Figure 5. Targeting TOPK downregulates FLT3 expression, decreases CEBPA phosphorylation and induces myeloid differentiation in AML cells

A. MV4-11 and THP-1 cells were transfected with TOPK siRNA or control siRNA and FLT3 mRNA level was measured 48 hours later by qRT-PCR, and B. FLT3 protein levels were measured by western blot. C. MV4-11, MOLM13, U937 and KG1 cells were treated with 10 nM of OTS514 and FLT3 mRNA levels were measured by qRT-PCR 18 hours later. D. MV4-11 cells were treated with 10, 20 and 40 nM of OTS514 and P-FLT3 and total FLT3 protein level was assessed by western blot. E. MV4-11 and MOLM13 cells were treated with 20 nM of OTS514, P-STAT5 and totalSTAT5 were assessed by western blot. F. MV4-11 and MOLM13 cells were treated with 20 nM of OTS514, P-CEBPA and total CEBPA were assessed by western blot 18 hours later. G. CD11b expression was assessed by flow cytometry in blasts obtained from three AML patients with FLT3-ITD mutation following treatment with 20 and 40 nM of OTS514 (data were normalized to mode fluorescence intensity). Data are presented as Mean ± SEM, P values were calculated using Student's t-test (*p < 0.05).

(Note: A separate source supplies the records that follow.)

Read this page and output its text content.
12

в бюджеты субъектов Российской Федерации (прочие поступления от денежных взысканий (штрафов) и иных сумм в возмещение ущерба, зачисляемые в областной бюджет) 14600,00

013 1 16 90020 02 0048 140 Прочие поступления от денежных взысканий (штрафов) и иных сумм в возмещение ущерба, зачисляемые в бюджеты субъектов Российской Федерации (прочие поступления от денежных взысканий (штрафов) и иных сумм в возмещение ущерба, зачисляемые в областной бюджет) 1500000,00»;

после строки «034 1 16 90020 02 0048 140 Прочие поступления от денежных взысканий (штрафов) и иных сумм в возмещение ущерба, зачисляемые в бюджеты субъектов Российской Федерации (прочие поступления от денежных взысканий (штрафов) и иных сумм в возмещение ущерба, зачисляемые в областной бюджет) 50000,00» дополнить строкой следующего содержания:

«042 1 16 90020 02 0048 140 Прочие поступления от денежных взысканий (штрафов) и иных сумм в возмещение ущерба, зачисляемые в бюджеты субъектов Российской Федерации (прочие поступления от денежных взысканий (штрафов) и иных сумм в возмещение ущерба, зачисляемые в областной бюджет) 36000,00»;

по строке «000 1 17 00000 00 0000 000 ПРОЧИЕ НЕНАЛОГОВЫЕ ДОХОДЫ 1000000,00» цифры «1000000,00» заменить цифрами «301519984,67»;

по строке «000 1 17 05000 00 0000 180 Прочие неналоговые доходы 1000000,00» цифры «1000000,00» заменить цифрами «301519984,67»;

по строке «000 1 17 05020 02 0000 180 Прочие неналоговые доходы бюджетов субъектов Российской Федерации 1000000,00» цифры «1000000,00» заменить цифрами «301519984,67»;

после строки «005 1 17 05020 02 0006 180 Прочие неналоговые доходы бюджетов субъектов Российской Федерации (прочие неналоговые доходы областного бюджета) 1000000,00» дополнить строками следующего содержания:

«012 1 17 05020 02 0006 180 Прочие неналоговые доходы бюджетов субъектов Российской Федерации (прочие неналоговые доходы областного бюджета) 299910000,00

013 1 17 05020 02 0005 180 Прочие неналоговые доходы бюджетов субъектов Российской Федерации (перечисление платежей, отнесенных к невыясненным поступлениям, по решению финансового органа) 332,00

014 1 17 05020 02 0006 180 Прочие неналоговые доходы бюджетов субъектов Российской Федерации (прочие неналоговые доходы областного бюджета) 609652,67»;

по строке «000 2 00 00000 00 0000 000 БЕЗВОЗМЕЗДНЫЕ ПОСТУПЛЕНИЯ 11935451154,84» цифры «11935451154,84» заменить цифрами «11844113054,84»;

Figure 6. TOPK is activated in FLT3-ITD positive in AML cells

A. MV4-11 cells were treated with 50 nM of FLT3 inhibitor MLN518 for 18 hours and P-FLT3, P-TOPK and total TOPK protein levels were assessed by western blot. B. THP-1 cells were treated with 100 ng/ml of FLT3 ligand and P-FLT3, P-TOPK and total TOPK were assessed by western blot. U937, MV4-11 and MOLM13 cells were treated with 50 and 100 nM of FLT3 inhibitor MLN518 C. cell viability was assessed by viability assay 48 hours later and D. TOPK protein levels were assessed by western blot 18 hours later. MV4-11 cells were transfected with FLT3 siRNA or control siRNA and E. TOPK mRNA and F. protein levels, G. MYC mRNA and H. protein levels were assessed. MV4-11 and U937 cells were transfected with MYC siRNA or control siRNA and I. TOPK mRNA and J. protein levels were assessed 48 hours later. Data are presented as Mean ± SEM, P values were calculated using Student's t-test (*p < 0.05).

Figure 7. CEBPA P30 contributes to TOPK upregulation in AML

THP-1 cells were transfected with CEBPA siRNA; A. FLT3 and TOPK mRNA and B. protein levels were assessed 48 hours later. THP-1 cells transfected with either empty vector: EV, P30 or P42; C. TOPK and FLT3 mRNA expression and D. protein levels were assessed 48 hours later. E. A schematic figure showing the mechanism by which targeting TOPK could affect FLT3-ITD positive AML cells. Data are presented as Mean ± SEM, P values were calculated using Student's t-test (*p < 0.05).